ウエスト・サイド・ストーリーのタケオのレビュー・感想・評価

4.5
-「映画的恍惚」が限界まで極まる至高のミュージカル『ウエスト・サイド・ストーリー』(21年)-

 「一体どうやったらこんな画を撮影することができるのか?」と思わず息を呑むような、そんな驚異の映像の奔流にはただただ圧倒された。スティーブン・スピルバーグの隅々まで行き届いた演出、ヤヌス・カミンスキーのシャープな撮影、ポール・テイズウェルによる華やかな衣装デザイン、キャストたちのパワフルなパフォーマンスなどなど、どこをとっても完璧だとしかいいようがない。本作『ウエスト・サイド・ストーリー』(21年)には、「映画的恍惚」が極限まで極まってしまう凄みがある。まるでスクリーンそのものが眩い輝きを放っているかのような、そんな錯覚すらもたらしてくれるのだ。
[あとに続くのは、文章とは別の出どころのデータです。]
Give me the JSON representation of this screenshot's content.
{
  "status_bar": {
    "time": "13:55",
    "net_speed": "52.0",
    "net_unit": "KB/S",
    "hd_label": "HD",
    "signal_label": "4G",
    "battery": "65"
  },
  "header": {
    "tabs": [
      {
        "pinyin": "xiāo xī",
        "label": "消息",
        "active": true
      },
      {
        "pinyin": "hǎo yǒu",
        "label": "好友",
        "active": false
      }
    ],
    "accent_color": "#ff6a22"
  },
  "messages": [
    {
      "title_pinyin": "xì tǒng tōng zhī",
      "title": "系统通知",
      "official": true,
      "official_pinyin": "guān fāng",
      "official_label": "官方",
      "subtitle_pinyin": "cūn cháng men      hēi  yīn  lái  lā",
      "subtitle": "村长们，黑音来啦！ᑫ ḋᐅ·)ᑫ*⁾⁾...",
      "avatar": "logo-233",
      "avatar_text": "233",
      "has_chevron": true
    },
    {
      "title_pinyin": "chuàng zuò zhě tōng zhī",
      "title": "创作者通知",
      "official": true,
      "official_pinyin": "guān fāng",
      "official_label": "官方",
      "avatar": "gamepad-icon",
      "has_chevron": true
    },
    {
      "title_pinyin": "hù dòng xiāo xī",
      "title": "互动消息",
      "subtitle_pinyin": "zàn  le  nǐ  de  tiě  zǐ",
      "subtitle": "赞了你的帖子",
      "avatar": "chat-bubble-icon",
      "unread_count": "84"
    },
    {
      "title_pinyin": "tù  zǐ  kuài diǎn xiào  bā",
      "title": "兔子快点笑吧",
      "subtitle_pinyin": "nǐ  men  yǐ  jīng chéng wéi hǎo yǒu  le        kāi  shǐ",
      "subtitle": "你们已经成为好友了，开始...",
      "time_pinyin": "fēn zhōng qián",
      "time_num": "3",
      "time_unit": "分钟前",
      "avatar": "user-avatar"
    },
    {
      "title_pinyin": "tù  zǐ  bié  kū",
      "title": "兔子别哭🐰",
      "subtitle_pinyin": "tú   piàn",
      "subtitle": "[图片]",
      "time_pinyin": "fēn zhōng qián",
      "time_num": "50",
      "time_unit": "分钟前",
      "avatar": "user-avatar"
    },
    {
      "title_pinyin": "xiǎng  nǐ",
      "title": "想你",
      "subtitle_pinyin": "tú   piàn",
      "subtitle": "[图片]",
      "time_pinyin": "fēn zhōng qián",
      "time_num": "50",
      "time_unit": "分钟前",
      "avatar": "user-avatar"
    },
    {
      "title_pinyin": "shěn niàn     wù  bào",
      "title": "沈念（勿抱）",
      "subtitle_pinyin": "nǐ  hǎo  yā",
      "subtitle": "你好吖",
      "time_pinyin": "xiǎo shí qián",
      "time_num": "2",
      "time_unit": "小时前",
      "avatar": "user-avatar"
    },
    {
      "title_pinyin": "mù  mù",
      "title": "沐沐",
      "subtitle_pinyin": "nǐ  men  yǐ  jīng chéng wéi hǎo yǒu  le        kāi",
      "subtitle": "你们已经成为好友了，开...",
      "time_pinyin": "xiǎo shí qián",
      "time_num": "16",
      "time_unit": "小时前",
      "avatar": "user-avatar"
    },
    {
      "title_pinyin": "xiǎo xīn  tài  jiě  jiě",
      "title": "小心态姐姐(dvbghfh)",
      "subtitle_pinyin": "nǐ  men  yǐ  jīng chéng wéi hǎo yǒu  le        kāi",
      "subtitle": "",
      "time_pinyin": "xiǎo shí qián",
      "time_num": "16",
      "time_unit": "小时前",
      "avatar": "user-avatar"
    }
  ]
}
 ストーリー自体はオリジナル版『ウエスト・サイド物語』(61年)に忠実だが、だからといって本作がなんの捻りもない単なるリメイクなのかというとそれは違う。約60年前の映画を現代に甦らすにあたりスティーブン・スピルバーグは、オリジナル版が大きく扱っていた「移民問題」に加え「ジェントリフィケーション」や「LGBTQIA」など多彩なテーマを盛り込むことで、ミュージカル映画の古典を堂々たる「現代の作品」として見事に再構築してみせた。しかし、複雑なテーマをいくつも盛り込んでいるにも関わらず、オリジナル版に満ち溢れていた映画的高揚感が全く損なわれていない・・・どころか、遥かにパワーアップしているというのだから驚きだ。オリジナル版ではダンスとして振り付けられていた'暴力シーン'が、本作では痛みを伴う'暴力'として生々しく描写されているのも印象的。それによって作中で描かれている問題の数々が、単なる「フィクション」ではなく日常の地続きにある「リアル」なものとしてヒリヒリと迫ってくる。また、曲の順序をいくつか入れ換えることで(ブロードウェイ版には忠実)、物語の「悲劇」としての側面がより強く打ち出されるという巧みな構成にも舌を巻くばかりだ。「約60年の時を経てもなお、世界では憎しみと暴力の連鎖が続いている」という残酷ながらも強烈なメッセージに胸を締め付けられると同時に、「順序を入れ換えるだけでここまで印象が変わるものなのか!」と思わず瞠目せられた。まだ「世界」は何ひとつとして変わることができていない。そんな愍然たる「現代」の姿に自覚的であることこそが、本作に「同時代性」をもたらしているのである。
 トランプ政権以降、人種間の分断がかつてないほど深刻となった今という時代に改めて『ウエスト・サイド・ストーリー』を制作した意義は極めて大きい。「愛」ある限り、きっとどこかに「希望」はある。ただの綺麗事と言ってしまえばそれまでかもしれない。しかし、それでもなお「愛」という綺麗事を貫こうとする意志こそが大切なのだと『ウエスト・サイド・ストーリー』は主張する。いつかはきっとトニーとマリアが結ばれる日がくる・・・かもしれないからだ。